The first visible effects of aging affect clonal restriction, and clonal dominance of T-cell as biomarkers of aging in the elderly. A second effect of aging on T cells and their functions, which are known to be in a position (ie, recognizable) associated with the production of cytokines and chemokines and the ability to initiate their respective signaling receptors in elderly’s cells . There is report about maintenance of dominant clones CD8 + T-cells at the age of the human and mouse, is relatively small for the dominant values and the capacity of various cytokines called very large (eg IL -12, IL-15, IL-18) and chemokines in the elderly.
Although the evidence that the cytokines IL-2 produced in much smaller quantities, at the age of people is the effect on the immune response in old age is not well understood. Can be IL-15 replace IL-2 in most or all major functions? Is there is sufficient production of IL-15? What are the effects of aging on the receptor of IL-15 and IL-2? It is crucial to note that the municipalities ßand ?chains receptor IL-2 and IL-15 and interact in a liquid phase on the membrane of T cells, and the chain of IL-2R occurs more often in lipid rafts.
In the case of IL-10 production by the elderly for the treatment of T-cell super-antigen staphylococcal enterotoxin B (SEB) were evaluated. Evaluation of T-cell production of IL-10 stopped at the age of mouse T cells was in response to antibodies against CD3e. When IL-2 or IL-4 was associated with anti-CD3eto stimulation of T cells has been observed that IL-10 production by T cells of age in cells from young adult mice, T (164). They mentioned that the production of CD4 + T cells of mice before the age of IL-10 to address the antigen by cells from young adult mice, in part, to increased frequency of type of CD4 + cells substance P-glycoprotein expressed, but leads to low IL-10.
IL-10 significantly inhibits the production of IL-12 from the CD and by upregulation of expression of CD80 and CD86, also inhibits the proliferation of macrophages and the ability of macrophages was added to kill bacteria. Given this broad action of IL-10 on CD and MPs, which mai including interference with peptide-MHC presentation to T cells, it seems likely that the increased capacity for the production of IL - 10 is the age of subjects at a crucial to the ability of the poor to create age of Th1 responses (TC1 and?) type.
It has been reported that DC precursors are derived from the age of human peripheral blood in vitro, which corresponds to young adults in developing countries the ability to produce IL-12 and activation of T cells by both TCR and IL-2 co - localized at the interface between T cells and APCs. These studies and related fields show the effects of aging, that the absence of IL-2 in the immunological environment in the elderly may be explained by individuals. Secondly, co-stimulation of T cells through CD28 in aged mice may be, defective activation of the signaling path of JNK, Vice-dependent CD28. For some reason, there is an accumulation with age of CD28-null cells in both CD4 and CD8 T-cell sets. Furthermore, the accumulation of cells with a relatively high level of people TNFain.
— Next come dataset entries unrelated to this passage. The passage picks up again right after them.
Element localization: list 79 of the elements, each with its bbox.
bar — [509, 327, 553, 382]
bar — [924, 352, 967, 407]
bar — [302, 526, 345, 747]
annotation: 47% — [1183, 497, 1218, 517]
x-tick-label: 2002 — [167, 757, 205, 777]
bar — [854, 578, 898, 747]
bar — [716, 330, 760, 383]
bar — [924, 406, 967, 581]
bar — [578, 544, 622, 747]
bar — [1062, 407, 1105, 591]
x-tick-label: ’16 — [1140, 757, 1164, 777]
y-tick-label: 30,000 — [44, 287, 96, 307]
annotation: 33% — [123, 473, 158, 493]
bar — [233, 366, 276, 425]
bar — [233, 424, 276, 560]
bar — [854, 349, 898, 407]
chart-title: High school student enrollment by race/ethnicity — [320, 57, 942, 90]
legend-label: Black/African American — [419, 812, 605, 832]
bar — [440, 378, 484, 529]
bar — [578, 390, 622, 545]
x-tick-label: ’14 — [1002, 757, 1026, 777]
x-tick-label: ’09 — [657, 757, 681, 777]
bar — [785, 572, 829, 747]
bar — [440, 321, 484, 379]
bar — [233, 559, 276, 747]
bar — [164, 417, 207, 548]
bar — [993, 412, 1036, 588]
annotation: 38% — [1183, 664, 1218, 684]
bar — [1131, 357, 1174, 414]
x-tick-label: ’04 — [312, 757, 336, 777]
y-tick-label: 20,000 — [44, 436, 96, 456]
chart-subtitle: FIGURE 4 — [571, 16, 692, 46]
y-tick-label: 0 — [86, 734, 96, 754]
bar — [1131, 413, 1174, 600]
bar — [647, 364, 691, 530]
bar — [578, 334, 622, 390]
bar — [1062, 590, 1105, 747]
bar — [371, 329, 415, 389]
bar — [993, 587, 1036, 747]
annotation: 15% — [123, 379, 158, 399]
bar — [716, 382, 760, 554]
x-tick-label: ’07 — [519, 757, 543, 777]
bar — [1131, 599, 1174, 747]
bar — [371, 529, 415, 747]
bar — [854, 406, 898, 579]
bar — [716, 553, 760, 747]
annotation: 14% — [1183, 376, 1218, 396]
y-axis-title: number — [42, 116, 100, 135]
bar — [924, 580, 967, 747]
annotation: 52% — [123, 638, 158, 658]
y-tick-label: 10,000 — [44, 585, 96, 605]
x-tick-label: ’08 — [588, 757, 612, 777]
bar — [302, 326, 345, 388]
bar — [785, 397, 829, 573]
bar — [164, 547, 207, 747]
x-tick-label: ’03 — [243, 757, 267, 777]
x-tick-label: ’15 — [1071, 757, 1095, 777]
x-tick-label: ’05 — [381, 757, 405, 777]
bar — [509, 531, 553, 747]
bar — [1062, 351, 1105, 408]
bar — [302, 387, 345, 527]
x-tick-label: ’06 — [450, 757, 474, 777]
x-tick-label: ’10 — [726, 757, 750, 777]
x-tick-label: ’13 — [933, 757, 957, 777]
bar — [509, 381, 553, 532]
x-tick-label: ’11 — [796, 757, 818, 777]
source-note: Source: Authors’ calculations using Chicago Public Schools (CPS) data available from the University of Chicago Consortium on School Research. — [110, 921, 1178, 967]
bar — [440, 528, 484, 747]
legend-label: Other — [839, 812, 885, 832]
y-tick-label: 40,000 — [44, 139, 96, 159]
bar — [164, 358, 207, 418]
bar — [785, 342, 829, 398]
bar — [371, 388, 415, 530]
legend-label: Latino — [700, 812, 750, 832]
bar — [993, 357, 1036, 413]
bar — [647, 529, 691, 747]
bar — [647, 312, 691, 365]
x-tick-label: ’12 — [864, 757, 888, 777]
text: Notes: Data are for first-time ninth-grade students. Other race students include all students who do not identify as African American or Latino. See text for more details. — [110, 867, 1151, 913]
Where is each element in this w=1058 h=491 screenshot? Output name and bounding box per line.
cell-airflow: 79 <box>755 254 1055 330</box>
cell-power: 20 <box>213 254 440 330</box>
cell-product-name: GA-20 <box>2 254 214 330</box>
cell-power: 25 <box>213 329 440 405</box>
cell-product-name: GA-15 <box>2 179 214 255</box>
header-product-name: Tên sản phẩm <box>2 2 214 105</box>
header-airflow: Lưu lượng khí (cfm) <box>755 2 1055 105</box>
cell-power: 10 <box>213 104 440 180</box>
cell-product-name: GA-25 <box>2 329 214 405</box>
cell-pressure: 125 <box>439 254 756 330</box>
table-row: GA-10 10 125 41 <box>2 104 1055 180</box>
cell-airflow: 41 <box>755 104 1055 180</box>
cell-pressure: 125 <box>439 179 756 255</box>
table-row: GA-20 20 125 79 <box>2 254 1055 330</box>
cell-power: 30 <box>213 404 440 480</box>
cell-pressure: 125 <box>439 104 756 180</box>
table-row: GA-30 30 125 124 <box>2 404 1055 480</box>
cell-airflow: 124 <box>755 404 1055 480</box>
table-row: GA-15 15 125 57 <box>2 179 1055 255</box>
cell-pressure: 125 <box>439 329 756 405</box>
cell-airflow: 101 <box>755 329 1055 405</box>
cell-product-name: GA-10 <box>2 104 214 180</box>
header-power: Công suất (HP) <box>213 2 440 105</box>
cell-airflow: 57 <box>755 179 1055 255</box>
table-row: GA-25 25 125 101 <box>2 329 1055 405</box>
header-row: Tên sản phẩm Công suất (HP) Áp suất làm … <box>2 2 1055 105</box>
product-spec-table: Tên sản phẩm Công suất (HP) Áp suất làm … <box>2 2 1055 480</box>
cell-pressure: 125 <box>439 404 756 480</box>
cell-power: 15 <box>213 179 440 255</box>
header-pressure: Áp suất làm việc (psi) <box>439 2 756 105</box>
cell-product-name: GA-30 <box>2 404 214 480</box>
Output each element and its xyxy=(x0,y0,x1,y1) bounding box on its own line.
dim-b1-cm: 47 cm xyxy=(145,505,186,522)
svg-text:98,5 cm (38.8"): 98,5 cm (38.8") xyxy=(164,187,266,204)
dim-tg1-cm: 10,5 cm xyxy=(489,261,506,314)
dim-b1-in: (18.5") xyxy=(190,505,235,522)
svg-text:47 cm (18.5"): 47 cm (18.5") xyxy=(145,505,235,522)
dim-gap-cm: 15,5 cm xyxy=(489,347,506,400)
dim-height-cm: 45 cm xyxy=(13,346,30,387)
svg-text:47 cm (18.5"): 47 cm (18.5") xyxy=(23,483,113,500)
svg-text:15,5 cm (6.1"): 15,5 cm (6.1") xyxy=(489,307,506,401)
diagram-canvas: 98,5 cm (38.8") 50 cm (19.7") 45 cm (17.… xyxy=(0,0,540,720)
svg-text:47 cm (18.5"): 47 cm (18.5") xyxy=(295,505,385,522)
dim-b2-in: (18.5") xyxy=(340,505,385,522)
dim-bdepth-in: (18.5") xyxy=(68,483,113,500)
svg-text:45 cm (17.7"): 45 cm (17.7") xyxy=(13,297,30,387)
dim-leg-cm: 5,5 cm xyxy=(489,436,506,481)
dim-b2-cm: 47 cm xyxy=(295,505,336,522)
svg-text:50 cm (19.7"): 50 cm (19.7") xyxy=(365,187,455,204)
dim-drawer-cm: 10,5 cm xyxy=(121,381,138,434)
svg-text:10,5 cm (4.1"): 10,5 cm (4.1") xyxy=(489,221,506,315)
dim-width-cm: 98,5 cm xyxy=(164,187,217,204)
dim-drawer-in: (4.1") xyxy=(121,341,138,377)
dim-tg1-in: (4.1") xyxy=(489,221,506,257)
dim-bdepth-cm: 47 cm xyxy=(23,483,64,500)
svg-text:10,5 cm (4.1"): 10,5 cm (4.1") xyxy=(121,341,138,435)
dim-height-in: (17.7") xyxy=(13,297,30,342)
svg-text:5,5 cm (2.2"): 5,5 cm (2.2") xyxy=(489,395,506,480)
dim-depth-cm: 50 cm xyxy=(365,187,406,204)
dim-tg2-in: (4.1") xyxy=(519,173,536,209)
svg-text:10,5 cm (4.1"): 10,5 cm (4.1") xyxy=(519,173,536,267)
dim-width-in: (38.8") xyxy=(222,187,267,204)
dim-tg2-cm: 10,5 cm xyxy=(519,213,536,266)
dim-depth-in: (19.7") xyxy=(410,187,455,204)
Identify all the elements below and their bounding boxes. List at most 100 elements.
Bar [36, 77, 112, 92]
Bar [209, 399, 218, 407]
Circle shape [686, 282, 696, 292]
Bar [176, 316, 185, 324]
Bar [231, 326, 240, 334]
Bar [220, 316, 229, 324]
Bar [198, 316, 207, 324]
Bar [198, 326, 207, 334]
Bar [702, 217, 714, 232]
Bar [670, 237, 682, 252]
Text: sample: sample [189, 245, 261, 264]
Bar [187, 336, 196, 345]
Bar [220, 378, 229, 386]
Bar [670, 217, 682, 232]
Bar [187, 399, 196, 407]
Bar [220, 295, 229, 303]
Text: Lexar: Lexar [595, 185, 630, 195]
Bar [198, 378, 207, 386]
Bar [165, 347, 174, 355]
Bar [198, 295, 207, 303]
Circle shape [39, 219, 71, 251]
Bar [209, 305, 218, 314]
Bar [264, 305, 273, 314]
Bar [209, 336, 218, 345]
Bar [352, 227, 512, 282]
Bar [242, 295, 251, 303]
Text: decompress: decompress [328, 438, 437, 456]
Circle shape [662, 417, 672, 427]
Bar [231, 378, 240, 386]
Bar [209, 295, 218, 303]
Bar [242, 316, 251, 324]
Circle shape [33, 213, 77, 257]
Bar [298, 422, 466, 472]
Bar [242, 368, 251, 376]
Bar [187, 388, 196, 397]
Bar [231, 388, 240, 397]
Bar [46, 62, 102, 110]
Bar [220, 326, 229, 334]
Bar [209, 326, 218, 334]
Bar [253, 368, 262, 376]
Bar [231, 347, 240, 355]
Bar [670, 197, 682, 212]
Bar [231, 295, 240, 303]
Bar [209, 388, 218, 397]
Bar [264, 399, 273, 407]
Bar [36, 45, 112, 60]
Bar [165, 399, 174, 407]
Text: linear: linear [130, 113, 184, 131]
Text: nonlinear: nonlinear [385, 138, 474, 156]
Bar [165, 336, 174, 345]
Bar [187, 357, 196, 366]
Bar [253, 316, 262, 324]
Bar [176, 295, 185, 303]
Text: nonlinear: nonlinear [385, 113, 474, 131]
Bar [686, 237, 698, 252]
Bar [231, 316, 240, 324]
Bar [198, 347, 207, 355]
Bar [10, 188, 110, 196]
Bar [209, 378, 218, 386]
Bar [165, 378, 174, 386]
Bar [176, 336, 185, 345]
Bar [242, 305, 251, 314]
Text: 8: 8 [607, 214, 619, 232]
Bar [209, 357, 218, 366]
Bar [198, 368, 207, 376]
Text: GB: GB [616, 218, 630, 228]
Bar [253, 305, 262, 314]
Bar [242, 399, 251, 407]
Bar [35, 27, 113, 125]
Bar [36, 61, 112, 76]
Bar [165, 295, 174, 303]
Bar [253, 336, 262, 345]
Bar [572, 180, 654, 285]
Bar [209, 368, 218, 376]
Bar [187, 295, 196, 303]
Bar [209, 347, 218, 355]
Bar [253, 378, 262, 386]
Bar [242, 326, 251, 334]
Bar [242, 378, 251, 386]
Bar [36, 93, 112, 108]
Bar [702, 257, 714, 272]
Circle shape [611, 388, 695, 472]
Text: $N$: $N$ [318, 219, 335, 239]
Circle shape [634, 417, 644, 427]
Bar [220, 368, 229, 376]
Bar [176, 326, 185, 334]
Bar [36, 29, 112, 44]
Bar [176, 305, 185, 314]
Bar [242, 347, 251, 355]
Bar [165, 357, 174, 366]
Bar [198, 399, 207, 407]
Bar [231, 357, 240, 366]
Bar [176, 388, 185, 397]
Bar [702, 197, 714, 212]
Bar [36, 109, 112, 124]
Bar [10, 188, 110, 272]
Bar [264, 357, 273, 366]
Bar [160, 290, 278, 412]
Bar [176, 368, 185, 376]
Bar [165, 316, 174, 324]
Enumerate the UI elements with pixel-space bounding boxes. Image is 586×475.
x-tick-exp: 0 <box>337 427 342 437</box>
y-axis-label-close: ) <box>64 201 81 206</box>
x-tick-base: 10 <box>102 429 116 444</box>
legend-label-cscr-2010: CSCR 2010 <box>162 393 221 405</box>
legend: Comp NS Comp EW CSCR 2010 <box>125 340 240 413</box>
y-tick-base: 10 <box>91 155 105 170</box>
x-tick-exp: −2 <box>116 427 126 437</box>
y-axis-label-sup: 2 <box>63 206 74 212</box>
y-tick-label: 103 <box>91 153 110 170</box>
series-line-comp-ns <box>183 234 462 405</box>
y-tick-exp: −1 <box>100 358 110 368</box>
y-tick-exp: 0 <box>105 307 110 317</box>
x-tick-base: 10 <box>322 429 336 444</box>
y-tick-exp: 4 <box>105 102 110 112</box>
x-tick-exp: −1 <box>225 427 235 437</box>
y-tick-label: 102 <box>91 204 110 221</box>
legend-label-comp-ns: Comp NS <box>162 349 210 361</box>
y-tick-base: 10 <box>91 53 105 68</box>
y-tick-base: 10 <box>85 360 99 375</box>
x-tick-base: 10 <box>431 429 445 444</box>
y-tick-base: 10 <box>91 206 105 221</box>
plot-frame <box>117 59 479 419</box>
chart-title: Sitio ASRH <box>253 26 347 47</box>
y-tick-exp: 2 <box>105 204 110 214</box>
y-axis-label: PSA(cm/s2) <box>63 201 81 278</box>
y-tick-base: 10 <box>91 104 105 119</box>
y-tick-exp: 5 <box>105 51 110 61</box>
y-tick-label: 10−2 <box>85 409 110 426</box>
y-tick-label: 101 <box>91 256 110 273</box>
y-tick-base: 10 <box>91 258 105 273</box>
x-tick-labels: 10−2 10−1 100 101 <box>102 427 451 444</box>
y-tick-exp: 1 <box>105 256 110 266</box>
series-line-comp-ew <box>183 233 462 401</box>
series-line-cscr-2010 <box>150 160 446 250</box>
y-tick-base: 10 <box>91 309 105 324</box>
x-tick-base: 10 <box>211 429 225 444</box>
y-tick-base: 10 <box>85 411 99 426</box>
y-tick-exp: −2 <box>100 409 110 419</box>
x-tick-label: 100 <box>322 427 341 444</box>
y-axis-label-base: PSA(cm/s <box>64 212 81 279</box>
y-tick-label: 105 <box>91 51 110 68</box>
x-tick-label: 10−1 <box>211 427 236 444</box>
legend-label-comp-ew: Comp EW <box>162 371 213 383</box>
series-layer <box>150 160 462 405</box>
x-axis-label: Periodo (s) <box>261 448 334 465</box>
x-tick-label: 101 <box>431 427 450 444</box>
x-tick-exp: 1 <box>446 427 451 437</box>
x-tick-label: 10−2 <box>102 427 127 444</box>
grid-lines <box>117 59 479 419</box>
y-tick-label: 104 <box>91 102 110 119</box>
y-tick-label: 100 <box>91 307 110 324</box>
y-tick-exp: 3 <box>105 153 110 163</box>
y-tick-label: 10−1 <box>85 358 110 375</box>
As mentioned above, disruption of co-stimulation IL-Press 2nd Thus, the emergence of CD28-null cells with age, which may reach 30%, 40% of the population of T cells, easily some of the IL - 2 behalf failure. Since the combined effect of IL-10 in a depressed area of B7 molecules on APCs, and disruptive to the expression of CD28 TNFaon T-cell cooperation is necessary to stimulate Th1 cells and therefore produce the IL-2 surely be affected too well, age.
To illustrate this, no evidence of an effect of aging on the response of T cells became evident when age and T-cells and purified subsets before assessing their ability to produce IL-2 separated. But if the T cells are not separated prior to stimulation, decreased production of IL-2 the age was too young, it was clear compared to T cells in all experiments, T cells stimulated by the combination of anti-CD28 to CD3eand. That affects subsets of T cells to another, so that the average number of CD28 molecules on CD4 + T cells or efficacy of receptor CD28 signaling in cultures of different influences from the age of T cells was not determined, but should consider informative.
A third, the visible effects of aging on T cells appear early in the signal transduction from the TCR-CD3 complex.